Okay, so in the evening, I was in the dressing room where many women of the bride’s side were getting decked up for the function. I had my yellow saree and my makeup kit with me. Seeing my yellow saree, one auntie remarked:
“You won’t look good in that yellow color. It’s for the fairer people. Better you wear some purple or black.”
I was dumb-struck. I cringed in utter helplessness.
“Auntie, I just have only this saree.”
“You should have been careful while buying it. Why didn’t your mother buy some dark colored sarees for you?”
I decided not to answer and went to another room for getting dressed up.
Whether I liked yellow did not get priority but that I was dark will determine which color would suit me. And in the midst of all this nuisance, she insulted my mother too. Huh!! Others did not say anything but I felt their silent eyes supported that auntie’s comment. Tell me Diary, why did God use less white color when he made me? Else my mother would have been spared from insult today. 😦
Anyways, I ignored her and wore that yellow saree. Only I know how happy I was wearing it. I went to the place where Raima Di was sitting and sat next to her. The guests had begun to arrive. The photographers were taking my cousin’s pictures at different angles. Suddenly one of them said, “Hey girl, why don’t you sit away from the bride. The pictures will be better.”
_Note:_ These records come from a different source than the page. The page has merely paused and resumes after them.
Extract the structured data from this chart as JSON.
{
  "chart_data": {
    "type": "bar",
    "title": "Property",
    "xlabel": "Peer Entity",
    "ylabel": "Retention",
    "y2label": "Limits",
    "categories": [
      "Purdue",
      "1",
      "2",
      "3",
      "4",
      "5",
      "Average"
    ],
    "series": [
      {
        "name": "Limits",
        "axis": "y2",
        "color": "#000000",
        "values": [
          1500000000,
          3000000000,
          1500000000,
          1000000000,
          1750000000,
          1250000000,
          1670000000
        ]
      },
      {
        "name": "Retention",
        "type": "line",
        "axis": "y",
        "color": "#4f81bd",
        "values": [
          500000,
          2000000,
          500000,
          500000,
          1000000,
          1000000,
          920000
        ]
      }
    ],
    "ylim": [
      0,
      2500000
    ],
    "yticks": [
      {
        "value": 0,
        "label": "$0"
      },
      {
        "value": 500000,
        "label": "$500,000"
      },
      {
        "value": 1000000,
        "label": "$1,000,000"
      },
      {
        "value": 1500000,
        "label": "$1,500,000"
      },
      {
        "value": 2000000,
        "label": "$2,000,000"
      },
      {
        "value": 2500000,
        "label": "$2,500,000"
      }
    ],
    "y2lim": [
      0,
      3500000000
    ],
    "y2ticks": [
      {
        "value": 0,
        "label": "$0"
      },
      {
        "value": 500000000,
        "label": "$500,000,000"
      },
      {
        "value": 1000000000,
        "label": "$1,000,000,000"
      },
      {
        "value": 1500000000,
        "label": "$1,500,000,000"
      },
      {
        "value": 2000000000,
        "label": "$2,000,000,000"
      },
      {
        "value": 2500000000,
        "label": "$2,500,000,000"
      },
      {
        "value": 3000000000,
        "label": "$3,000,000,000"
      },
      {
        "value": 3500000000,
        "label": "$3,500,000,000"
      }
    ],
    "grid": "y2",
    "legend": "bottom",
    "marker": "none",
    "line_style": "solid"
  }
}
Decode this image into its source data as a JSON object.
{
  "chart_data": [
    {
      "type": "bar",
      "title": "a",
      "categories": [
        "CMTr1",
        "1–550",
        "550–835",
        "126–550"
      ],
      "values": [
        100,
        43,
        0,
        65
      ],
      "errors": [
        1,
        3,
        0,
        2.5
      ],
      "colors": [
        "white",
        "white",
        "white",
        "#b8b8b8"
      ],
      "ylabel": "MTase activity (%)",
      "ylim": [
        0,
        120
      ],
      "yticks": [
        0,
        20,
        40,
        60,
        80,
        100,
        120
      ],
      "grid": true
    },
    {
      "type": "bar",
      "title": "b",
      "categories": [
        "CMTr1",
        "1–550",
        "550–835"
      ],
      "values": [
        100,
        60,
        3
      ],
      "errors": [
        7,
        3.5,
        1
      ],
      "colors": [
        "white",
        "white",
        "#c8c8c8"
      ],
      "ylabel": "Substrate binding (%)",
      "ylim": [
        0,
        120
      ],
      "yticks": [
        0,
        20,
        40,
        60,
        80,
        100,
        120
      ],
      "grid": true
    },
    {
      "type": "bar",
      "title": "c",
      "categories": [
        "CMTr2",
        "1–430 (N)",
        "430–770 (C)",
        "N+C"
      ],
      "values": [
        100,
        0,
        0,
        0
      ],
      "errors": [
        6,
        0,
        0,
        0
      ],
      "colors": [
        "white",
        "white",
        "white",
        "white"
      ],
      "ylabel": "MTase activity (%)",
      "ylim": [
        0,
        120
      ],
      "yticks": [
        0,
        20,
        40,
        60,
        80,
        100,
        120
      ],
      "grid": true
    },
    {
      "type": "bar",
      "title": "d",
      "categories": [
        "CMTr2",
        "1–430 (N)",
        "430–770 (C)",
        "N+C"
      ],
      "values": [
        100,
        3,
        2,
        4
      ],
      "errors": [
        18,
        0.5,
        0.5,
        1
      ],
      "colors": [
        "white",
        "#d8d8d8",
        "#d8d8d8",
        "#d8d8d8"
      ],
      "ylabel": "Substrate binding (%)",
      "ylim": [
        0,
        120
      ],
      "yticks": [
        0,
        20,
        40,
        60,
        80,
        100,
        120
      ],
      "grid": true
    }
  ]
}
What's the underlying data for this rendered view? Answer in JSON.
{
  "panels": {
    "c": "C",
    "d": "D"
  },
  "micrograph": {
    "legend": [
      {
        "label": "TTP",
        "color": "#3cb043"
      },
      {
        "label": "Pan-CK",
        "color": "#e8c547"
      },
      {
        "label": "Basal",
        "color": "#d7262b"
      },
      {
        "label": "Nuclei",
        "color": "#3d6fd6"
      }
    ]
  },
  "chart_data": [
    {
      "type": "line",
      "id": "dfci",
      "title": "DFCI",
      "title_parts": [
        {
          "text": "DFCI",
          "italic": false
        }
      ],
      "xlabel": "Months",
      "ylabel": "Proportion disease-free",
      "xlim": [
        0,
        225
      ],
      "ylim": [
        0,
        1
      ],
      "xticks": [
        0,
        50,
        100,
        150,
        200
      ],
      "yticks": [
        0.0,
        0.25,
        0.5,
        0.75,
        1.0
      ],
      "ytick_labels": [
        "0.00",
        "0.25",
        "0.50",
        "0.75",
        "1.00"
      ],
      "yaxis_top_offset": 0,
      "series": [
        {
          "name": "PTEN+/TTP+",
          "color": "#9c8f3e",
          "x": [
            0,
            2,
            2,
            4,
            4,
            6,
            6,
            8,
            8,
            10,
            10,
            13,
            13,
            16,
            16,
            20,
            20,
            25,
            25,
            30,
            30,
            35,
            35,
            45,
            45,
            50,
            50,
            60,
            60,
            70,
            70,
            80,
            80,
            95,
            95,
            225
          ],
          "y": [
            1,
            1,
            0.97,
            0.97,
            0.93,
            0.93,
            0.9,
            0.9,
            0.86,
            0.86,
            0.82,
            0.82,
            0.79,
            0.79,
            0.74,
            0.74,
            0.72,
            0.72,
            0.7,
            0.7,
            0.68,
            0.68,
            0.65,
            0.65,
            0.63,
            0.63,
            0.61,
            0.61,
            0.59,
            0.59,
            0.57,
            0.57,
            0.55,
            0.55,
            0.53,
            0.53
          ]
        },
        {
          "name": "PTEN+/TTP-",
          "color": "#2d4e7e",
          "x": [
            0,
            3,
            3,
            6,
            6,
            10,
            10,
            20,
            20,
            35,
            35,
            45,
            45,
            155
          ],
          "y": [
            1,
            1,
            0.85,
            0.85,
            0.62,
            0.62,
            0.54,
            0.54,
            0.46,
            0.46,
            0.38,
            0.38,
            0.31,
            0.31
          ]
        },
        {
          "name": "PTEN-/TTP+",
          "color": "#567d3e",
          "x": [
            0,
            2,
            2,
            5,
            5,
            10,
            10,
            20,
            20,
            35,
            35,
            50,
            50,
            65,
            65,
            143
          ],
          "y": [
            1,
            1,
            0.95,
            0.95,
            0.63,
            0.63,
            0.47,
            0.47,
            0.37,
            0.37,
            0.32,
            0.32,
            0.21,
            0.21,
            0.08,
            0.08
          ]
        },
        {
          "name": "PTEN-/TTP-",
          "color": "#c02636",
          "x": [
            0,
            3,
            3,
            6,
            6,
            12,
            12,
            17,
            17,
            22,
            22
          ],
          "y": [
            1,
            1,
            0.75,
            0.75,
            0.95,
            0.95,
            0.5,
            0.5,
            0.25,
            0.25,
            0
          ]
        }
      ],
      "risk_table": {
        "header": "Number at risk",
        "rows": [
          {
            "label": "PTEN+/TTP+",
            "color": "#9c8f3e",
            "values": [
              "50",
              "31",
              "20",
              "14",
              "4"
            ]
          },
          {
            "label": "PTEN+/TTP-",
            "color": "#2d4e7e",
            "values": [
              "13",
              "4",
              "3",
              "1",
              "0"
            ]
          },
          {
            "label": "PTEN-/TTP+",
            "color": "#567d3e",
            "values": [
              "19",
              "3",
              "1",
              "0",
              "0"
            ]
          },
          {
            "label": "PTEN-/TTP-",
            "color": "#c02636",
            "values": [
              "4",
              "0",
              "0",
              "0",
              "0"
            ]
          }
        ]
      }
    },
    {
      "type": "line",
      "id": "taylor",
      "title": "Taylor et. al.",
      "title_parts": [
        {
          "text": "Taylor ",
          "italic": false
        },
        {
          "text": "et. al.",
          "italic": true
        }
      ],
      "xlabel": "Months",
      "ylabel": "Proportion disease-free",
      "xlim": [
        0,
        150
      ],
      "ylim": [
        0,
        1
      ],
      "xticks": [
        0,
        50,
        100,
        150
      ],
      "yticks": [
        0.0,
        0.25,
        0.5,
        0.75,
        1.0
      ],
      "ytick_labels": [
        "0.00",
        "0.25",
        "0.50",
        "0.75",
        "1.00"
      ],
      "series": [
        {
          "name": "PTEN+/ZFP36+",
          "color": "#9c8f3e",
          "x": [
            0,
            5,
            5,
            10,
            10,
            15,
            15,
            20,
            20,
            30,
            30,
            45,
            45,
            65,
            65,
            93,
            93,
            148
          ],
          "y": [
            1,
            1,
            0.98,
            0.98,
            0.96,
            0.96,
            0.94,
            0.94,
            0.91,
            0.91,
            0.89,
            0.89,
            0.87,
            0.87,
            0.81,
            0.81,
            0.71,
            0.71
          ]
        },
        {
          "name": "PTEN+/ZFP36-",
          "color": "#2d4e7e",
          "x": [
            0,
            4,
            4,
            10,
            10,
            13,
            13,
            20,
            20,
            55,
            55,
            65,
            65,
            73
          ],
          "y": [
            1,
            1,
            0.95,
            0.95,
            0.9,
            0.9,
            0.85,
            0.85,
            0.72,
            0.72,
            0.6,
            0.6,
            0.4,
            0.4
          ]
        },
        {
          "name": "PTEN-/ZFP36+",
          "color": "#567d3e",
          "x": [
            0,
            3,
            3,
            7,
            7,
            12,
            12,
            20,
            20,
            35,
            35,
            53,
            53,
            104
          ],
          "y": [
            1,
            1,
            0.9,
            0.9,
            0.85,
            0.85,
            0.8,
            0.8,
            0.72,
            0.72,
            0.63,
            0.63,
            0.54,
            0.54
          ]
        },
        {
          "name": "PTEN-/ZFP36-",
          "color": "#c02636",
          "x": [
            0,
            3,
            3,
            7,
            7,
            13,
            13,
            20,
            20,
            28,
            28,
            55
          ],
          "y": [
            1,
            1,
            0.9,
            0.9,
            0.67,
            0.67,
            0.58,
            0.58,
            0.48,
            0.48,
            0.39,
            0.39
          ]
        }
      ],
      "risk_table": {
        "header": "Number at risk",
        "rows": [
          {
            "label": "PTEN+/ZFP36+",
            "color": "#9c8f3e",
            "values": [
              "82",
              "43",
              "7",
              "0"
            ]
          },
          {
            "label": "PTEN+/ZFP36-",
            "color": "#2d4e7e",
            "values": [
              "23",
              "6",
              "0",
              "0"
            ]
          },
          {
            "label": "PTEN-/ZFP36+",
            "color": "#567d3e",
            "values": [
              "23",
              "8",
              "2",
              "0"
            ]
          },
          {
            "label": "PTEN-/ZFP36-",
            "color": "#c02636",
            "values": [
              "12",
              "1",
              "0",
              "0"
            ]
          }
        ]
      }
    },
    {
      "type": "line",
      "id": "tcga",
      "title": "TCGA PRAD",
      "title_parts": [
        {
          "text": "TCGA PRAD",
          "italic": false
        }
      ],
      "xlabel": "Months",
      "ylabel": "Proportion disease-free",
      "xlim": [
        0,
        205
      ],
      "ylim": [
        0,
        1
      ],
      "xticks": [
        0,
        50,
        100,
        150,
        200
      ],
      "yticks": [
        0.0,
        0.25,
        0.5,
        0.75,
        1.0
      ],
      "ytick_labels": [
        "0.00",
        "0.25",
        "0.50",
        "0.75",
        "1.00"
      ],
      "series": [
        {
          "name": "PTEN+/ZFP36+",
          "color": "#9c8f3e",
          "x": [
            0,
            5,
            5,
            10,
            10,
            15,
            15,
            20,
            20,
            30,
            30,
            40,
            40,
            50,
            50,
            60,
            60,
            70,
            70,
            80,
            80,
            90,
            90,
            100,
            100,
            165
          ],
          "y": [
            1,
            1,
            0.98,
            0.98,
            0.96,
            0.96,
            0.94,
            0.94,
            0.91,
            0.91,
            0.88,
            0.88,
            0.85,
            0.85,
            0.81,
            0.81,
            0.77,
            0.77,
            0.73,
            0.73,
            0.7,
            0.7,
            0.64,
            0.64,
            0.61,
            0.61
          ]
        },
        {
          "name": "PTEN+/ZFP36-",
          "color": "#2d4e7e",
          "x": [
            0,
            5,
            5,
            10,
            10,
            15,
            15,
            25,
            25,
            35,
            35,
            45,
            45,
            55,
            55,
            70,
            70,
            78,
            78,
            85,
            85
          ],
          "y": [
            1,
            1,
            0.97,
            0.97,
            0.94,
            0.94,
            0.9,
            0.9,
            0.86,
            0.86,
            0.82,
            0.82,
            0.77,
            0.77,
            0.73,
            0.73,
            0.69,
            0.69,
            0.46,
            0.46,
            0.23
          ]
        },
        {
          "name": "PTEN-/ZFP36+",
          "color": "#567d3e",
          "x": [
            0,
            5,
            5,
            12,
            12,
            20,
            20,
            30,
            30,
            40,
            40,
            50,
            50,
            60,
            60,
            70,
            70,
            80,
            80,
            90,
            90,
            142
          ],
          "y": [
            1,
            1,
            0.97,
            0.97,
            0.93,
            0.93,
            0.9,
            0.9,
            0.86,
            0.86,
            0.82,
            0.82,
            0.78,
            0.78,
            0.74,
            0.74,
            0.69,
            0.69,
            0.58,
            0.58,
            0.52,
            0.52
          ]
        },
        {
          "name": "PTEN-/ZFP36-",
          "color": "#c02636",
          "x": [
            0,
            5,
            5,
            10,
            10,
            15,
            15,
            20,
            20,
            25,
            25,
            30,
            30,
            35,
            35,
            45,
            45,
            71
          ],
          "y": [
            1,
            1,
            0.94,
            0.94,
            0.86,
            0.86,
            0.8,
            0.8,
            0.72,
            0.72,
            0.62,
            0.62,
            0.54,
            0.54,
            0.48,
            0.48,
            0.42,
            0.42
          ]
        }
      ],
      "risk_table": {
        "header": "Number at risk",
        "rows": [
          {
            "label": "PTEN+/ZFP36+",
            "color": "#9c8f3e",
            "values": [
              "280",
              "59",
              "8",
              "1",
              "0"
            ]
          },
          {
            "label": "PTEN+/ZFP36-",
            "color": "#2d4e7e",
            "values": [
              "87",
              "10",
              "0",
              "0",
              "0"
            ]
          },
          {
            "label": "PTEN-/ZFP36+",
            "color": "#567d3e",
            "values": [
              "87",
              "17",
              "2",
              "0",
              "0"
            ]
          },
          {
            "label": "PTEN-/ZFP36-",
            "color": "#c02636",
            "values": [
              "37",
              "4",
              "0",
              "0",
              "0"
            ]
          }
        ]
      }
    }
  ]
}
I again cringed and held my head down. All my joy dried up within a fraction of a second. 😥 😥 Even my cousin said, “Take that chair and sit on that side.”, pointing her finger to the farthest corner of the room. Not a single person said anything. No protests for me! I cringed and did as said. I know it was wrong but didn’t have the courage to say anything. It was after all Raima di’s big day and I didn’t want to hurt her. But why do people hurt me with their words? Why do they always point out to me and my complexion? Am I so ugly that I will ruin someone’s pictures? Oh God, answer me! 😥 😥
Then I decided to have some food and left the function. I never imagined such things would be waiting for me on the night for which I was waiting for months.
Well, it’s time to say you good night, Diary. Take care. Bye!